Arcadian was a Franco-Swiss pop band. It was active between 2015 and 2020. They released tracks on the Internet and through their participation in the fifth season of the TV talent show The Voice: La Plus Belle Voix.

Arcadian released two albums, Arcadian, released in 2017, and Marche ou rêve, released in 2019.

== History ==

=== Origins and beginnings (2015) ===
In 2015, the members of Arcadian were sharing an apartment in the 18th arrondissement of Paris, when they started working together. They played on metro line 2, in bars around the capital and often where they established their headquarters: the Social Square in Paris's 3rd arrondissement. The band included Frenchmen Yoann Pinna, Florentin Cabezon; and Swiss Jérôme Achermann.

=== Season 5 of The Voice (2016) ===
They gradually found their style, posting cover videos on YouTube.
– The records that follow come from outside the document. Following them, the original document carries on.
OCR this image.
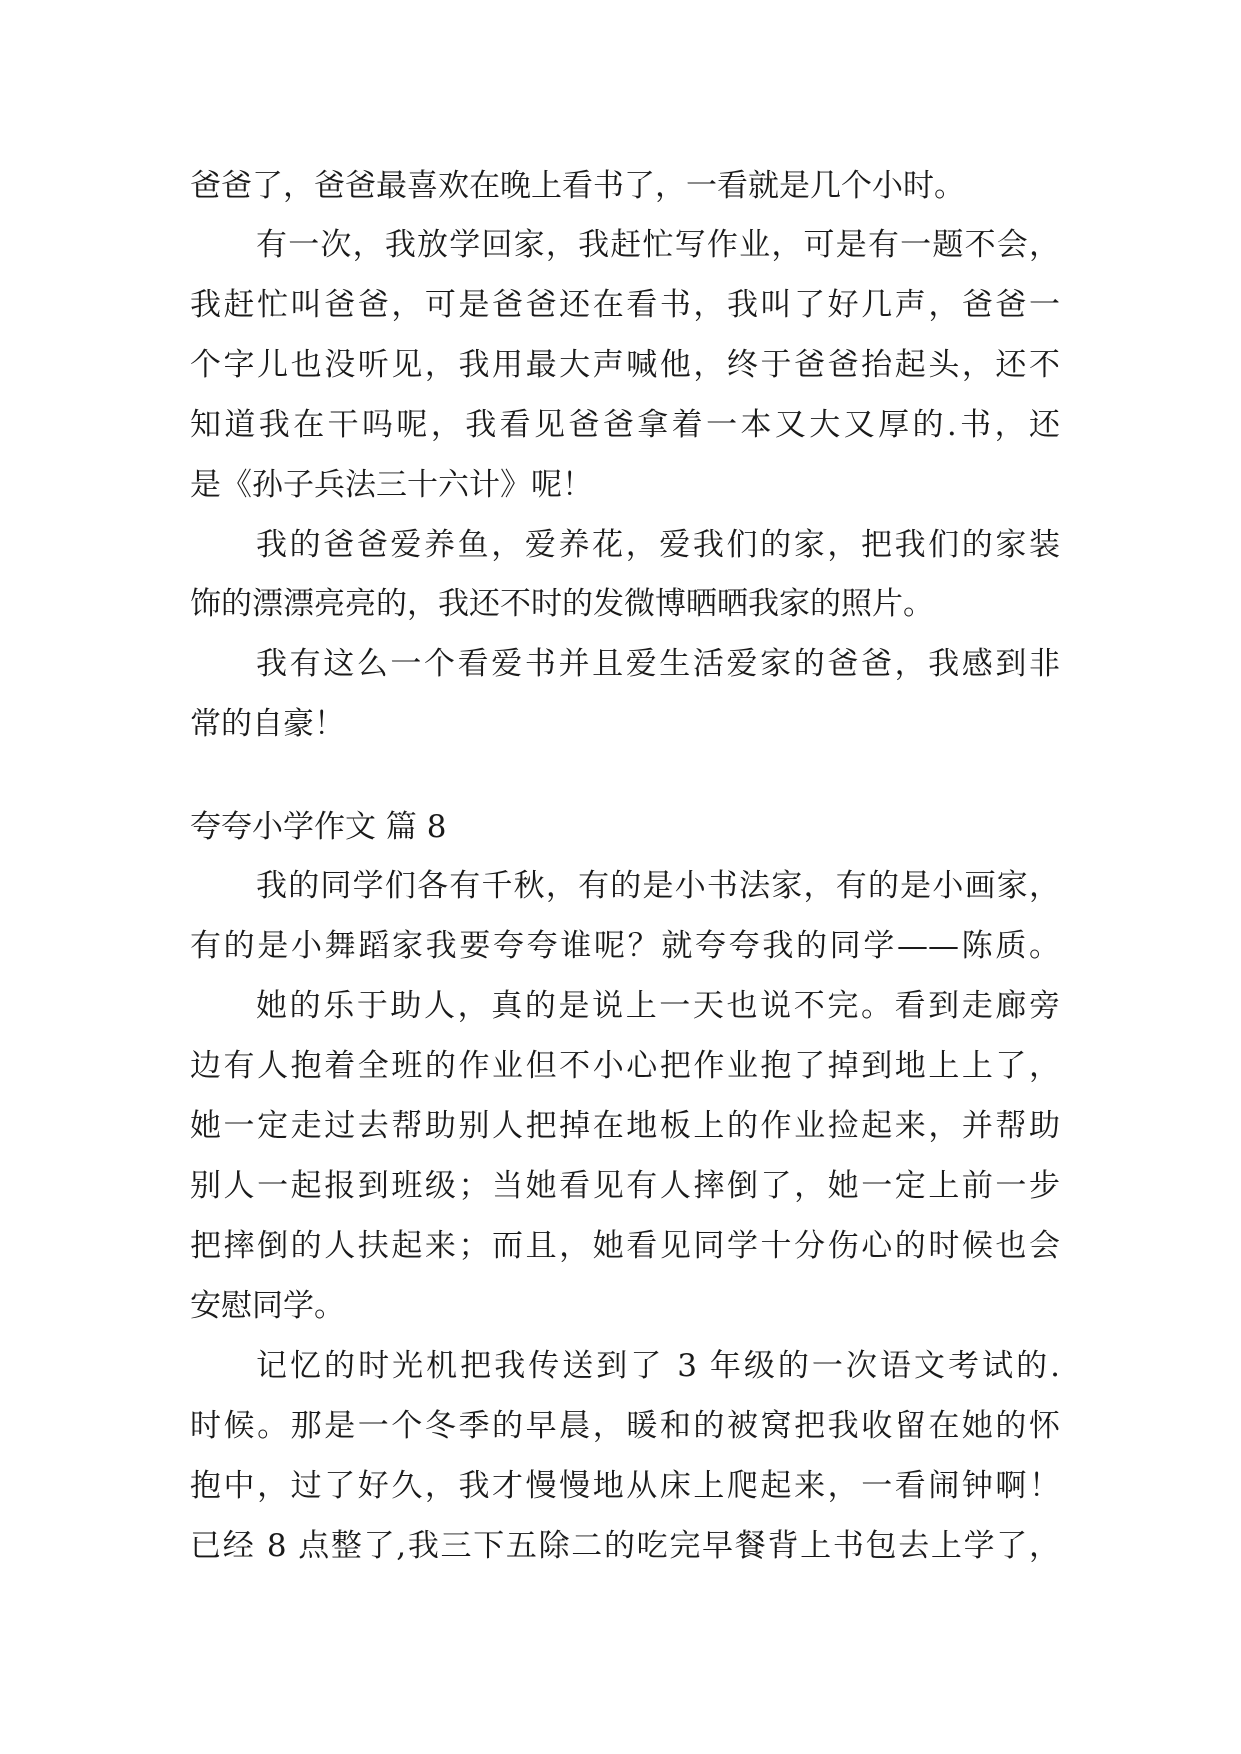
爸爸了，爸爸最喜欢在晚上看书了，一看就是几个小时。
有一次，我放学回家，我赶忙写作业，可是有一题不会，
我赶忙叫爸爸，可是爸爸还在看书，我叫了好几声，爸爸一
个字儿也没听见，我用最大声喊他，终于爸爸抬起头，还不
知道我在干吗呢，我看见爸爸拿着一本又大又厚的.书，还
是《孙子兵法三十六计》呢！
我的爸爸爱养鱼，爱养花，爱我们的家，把我们的家装
饰的漂漂亮亮的，我还不时的发微博晒晒我家的照片。
我有这么一个看爱书并且爱生活爱家的爸爸，我感到非
常的自豪！
夸夸小学作文 篇 8
我的同学们各有千秋，有的是小书法家，有的是小画家，
有的是小舞蹈家我要夸夸谁呢？就夸夸我的同学——陈质。
她的乐于助人，真的是说上一天也说不完。看到走廊旁
边有人抱着全班的作业但不小心把作业抱了掉到地上上了，
她一定走过去帮助别人把掉在地板上的作业捡起来，并帮助
别人一起报到班级；当她看见有人摔倒了，她一定上前一步
把摔倒的人扶起来；而且，她看见同学十分伤心的时候也会
安慰同学。
记忆的时光机把我传送到了 3 年级的一次语文考试的.
时候。那是一个冬季的早晨，暖和的被窝把我收留在她的怀
抱中，过了好久，我才慢慢地从床上爬起来，一看闹钟啊！
已经 8 点整了,我三下五除二的吃完早餐背上书包去上学了，
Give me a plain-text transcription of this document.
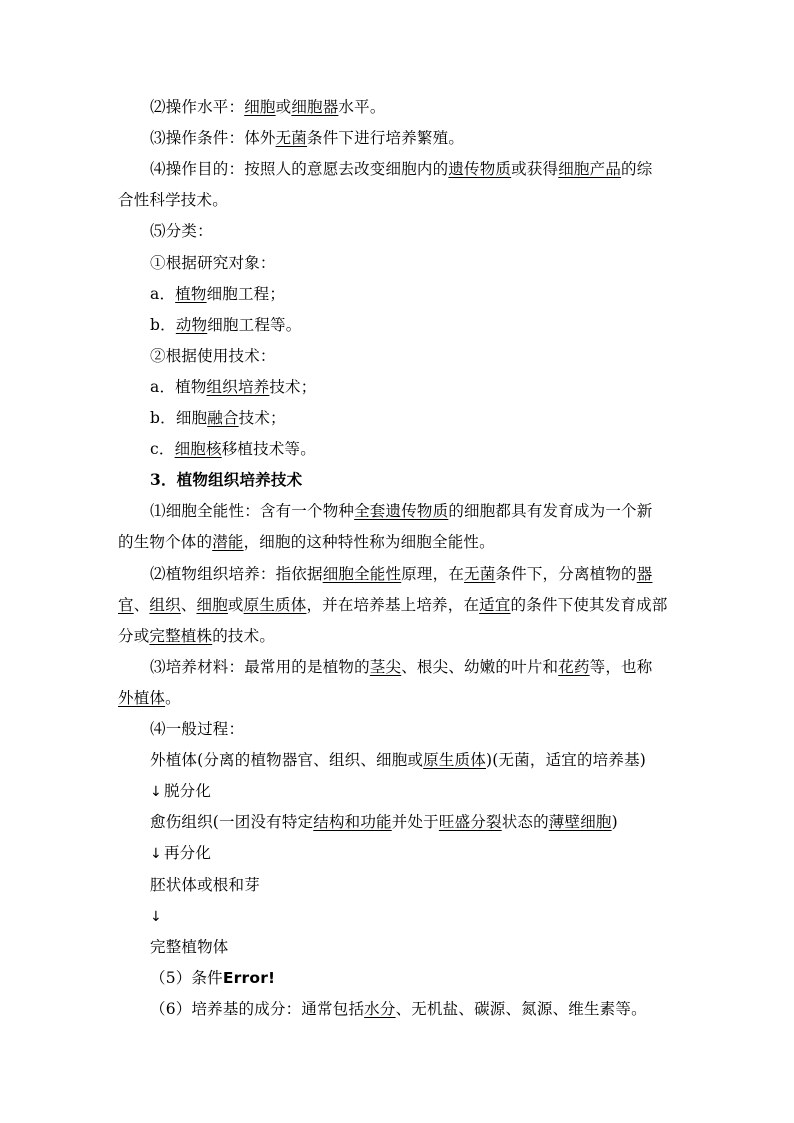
⑵操作水平：细胞或细胞器水平。
⑶操作条件：体外无菌条件下进行培养繁殖。
⑷操作目的：按照人的意愿去改变细胞内的遗传物质或获得细胞产品的综
合性科学技术。
⑸分类：
①根据研究对象：
a．植物细胞工程；
b．动物细胞工程等。
②根据使用技术：
a．植物组织培养技术；
b．细胞融合技术；
c．细胞核移植技术等。
3．植物组织培养技术
⑴细胞全能性：含有一个物种全套遗传物质的细胞都具有发育成为一个新
的生物个体的潜能，细胞的这种特性称为细胞全能性。
⑵植物组织培养：指依据细胞全能性原理，在无菌条件下，分离植物的器
官、组织、细胞或原生质体，并在培养基上培养，在适宜的条件下使其发育成部
分或完整植株的技术。
⑶培养材料：最常用的是植物的茎尖、根尖、幼嫩的叶片和花药等，也称
外植体。
⑷一般过程：
外植体(分离的植物器官、组织、细胞或原生质体)(无菌，适宜的培养基)
↓ 脱分化
愈伤组织(一团没有特定结构和功能并处于旺盛分裂状态的薄壁细胞)
↓ 再分化
胚状体或根和芽
↓
完整植物体
（5）条件Error!
（6）培养基的成分：通常包括水分、无机盐、碳源、氮源、维生素等。
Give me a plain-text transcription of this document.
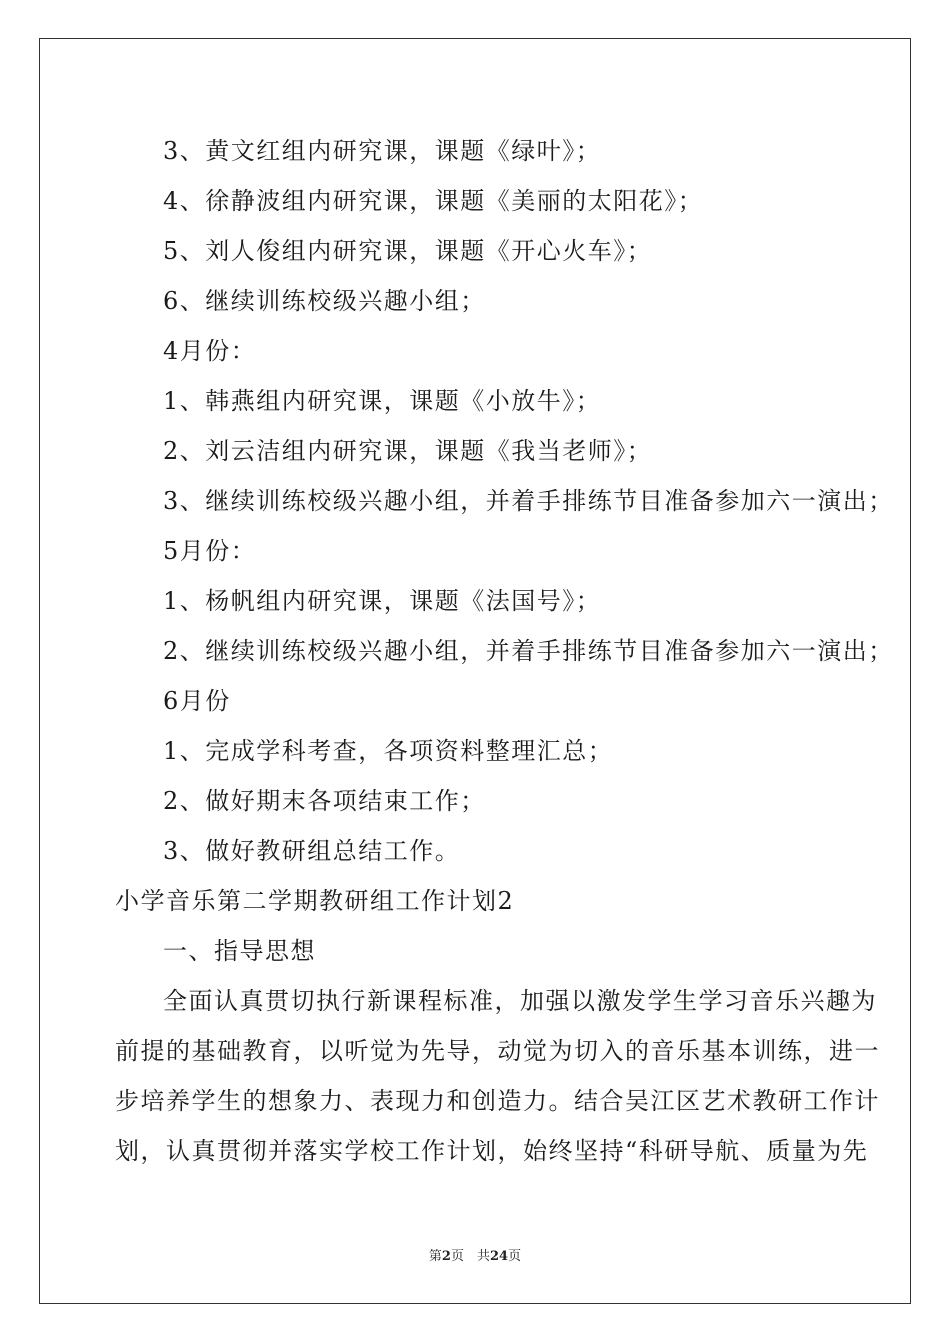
3、黄文红组内研究课，课题《绿叶》；
4、徐静波组内研究课，课题《美丽的太阳花》；
5、刘人俊组内研究课，课题《开心火车》；
6、继续训练校级兴趣小组；
4月份：
1、韩燕组内研究课，课题《小放牛》；
2、刘云洁组内研究课，课题《我当老师》；
3、继续训练校级兴趣小组，并着手排练节目准备参加六一演出；
5月份：
1、杨帆组内研究课，课题《法国号》；
2、继续训练校级兴趣小组，并着手排练节目准备参加六一演出；
6月份
1、完成学科考查，各项资料整理汇总；
2、做好期末各项结束工作；
3、做好教研组总结工作。
小学音乐第二学期教研组工作计划2
一、指导思想
全面认真贯切执行新课程标准，加强以激发学生学习音乐兴趣为
前提的基础教育，以听觉为先导，动觉为切入的音乐基本训练，进一
步培养学生的想象力、表现力和创造力。结合吴江区艺术教研工作计
划，认真贯彻并落实学校工作计划，始终坚持“科研导航、质量为先
第2页　共24页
During a rehearsal for a concert, they were spotted by a TF1 team, who invited them to audition for season 5 of The Voice: La Plus Belle Voix in 2016. During the blind auditions, Florent Pagny and Mika chose them. They later confessed to loving Mika's coaching.

The group made it to the semi-finals before they were eliminated by public vote against.

=== Arcadian and touring (2016-2017) ===
The band's first EP, Folie Arcadienne, was released on July 1, 2016, digitally. Their run on The Voice enabled them to sign with Universal label Mercury France and record a self-titled debut album, released on April 14, 2017. It contained 10 compositions and one cover. The album contains "Folie Arcadienne", as well as "Ton combat". On November 3, 2017, a reissue of their debut album was released. It added 4 previously unreleased tracks.

The group performed Sinsemilia's "Tout le bonheur du monde" on Les 50 chansons préférées des français. Following the release of their debut album, Arcadian toured France, Luxembourg, Switzerland and Belgium.

=== Marche ou rêve and separation (2018-2020) ===
Their second album, Marche ou rêve, was released on October 4, 2019. The first concert of the #MarcheOuRêve tour took place in Conflans-Sainte-Honorine on September 28, 2019, one week before the album's release. They scheduled for 25 dates in France, Belgium, Switzerland and Luxembourg. The final dates were canceled due to the Covid-19 lockdown.